Может быть, кто-нибудь мог бы создать что-то не хуже. Я ничего не делал, кроме как сидел и обдумывал идеи, которые мне приходили в голову. Но я никогда не слышал, чтобы мой одноклассник пошел домой и написал роман. Возможно, он считал, что ему не нужно писать в обществе, где такие книги, как моя, могут быть приняты. Если это так, он, вероятно, использовал соответствующее суждение в этой ситуации.

Оглядываясь назад, я понимаю, что начинающему автору может быть не так просто сочинить «что-то настолько простое». Хотя говорить и думать о том, как очистить свой разум от бесполезных вещей, просто, сделать это непросто.
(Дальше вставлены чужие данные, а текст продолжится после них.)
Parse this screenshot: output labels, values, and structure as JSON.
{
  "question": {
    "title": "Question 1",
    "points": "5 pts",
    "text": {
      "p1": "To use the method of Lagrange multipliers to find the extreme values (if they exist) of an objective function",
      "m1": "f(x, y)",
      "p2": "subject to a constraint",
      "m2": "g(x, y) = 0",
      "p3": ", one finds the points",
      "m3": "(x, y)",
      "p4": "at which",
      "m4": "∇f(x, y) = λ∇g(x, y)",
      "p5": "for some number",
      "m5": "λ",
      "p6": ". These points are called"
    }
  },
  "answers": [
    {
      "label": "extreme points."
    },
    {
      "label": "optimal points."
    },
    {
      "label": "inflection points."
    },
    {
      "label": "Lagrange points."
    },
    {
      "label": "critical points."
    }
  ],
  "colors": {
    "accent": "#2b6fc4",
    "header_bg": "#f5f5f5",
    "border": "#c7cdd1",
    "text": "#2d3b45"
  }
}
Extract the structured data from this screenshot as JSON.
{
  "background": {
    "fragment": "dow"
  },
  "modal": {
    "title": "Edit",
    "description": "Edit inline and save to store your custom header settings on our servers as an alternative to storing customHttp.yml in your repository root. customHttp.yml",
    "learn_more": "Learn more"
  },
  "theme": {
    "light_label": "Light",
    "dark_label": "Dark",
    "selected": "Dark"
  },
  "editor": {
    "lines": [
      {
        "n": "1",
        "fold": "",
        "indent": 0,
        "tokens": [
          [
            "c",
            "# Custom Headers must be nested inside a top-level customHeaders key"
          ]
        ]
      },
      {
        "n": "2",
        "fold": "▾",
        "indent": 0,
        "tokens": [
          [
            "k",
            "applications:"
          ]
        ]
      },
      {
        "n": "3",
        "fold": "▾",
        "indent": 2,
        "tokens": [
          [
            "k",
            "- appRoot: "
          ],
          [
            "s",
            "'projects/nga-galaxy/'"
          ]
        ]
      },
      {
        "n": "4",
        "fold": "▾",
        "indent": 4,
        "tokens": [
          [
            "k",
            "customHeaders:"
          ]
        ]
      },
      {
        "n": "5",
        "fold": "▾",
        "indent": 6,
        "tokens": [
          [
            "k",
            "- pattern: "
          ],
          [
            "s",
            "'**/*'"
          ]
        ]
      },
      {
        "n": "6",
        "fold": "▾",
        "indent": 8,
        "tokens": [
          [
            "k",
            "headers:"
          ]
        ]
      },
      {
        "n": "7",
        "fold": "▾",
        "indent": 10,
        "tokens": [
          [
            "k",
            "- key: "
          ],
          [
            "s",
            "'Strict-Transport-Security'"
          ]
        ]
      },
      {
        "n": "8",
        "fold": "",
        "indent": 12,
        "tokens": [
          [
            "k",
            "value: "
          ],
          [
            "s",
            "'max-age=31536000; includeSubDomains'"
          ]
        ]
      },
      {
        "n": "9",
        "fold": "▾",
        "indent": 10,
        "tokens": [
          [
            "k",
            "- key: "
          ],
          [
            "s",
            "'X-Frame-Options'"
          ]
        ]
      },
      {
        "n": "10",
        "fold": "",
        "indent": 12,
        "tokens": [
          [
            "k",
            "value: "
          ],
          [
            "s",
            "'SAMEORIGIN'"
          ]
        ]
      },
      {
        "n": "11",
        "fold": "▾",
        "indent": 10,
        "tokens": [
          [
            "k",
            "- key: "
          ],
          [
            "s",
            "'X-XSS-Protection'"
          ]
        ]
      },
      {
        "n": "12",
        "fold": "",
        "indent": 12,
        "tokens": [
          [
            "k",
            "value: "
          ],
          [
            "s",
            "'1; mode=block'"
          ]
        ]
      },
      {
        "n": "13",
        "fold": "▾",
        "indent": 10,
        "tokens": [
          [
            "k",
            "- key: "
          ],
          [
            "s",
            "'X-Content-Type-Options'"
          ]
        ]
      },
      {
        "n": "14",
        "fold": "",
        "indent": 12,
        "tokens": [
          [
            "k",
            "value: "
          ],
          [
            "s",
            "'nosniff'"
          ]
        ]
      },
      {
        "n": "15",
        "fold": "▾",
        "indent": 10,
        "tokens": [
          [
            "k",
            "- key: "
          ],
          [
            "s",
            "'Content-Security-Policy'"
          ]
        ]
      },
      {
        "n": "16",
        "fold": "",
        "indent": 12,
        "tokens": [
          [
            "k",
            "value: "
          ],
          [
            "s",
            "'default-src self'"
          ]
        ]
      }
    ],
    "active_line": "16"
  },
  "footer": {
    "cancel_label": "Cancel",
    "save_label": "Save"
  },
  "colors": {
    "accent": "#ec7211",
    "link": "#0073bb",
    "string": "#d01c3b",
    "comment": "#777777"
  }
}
Я считаю, что смог справиться с этим без особых проблем, поскольку я никогда не был поглощен желанием стать писателем, которое могло бы помешать мне достичь целей, которых я достиг на сегодняшний день.

Я считаю, что концепция свободы является источником оригинальности моих работ, если таковая имеется. Вскоре после того, как мне исполнилось 29 лет, мне захотелось написать роман без какой-либо конкретной причины. Я мог писать без каких-либо ограничений, потому что я никогда не собирался быть писателем и никогда не уделял особого внимания типу романа, который я должен писать. Просто выразить то, что я чувствовал в то время, было все, что я хотел сделать в своем письме. Не было причин смущаться. Писать приятно, это позволяет мне быть естественным и раскованным.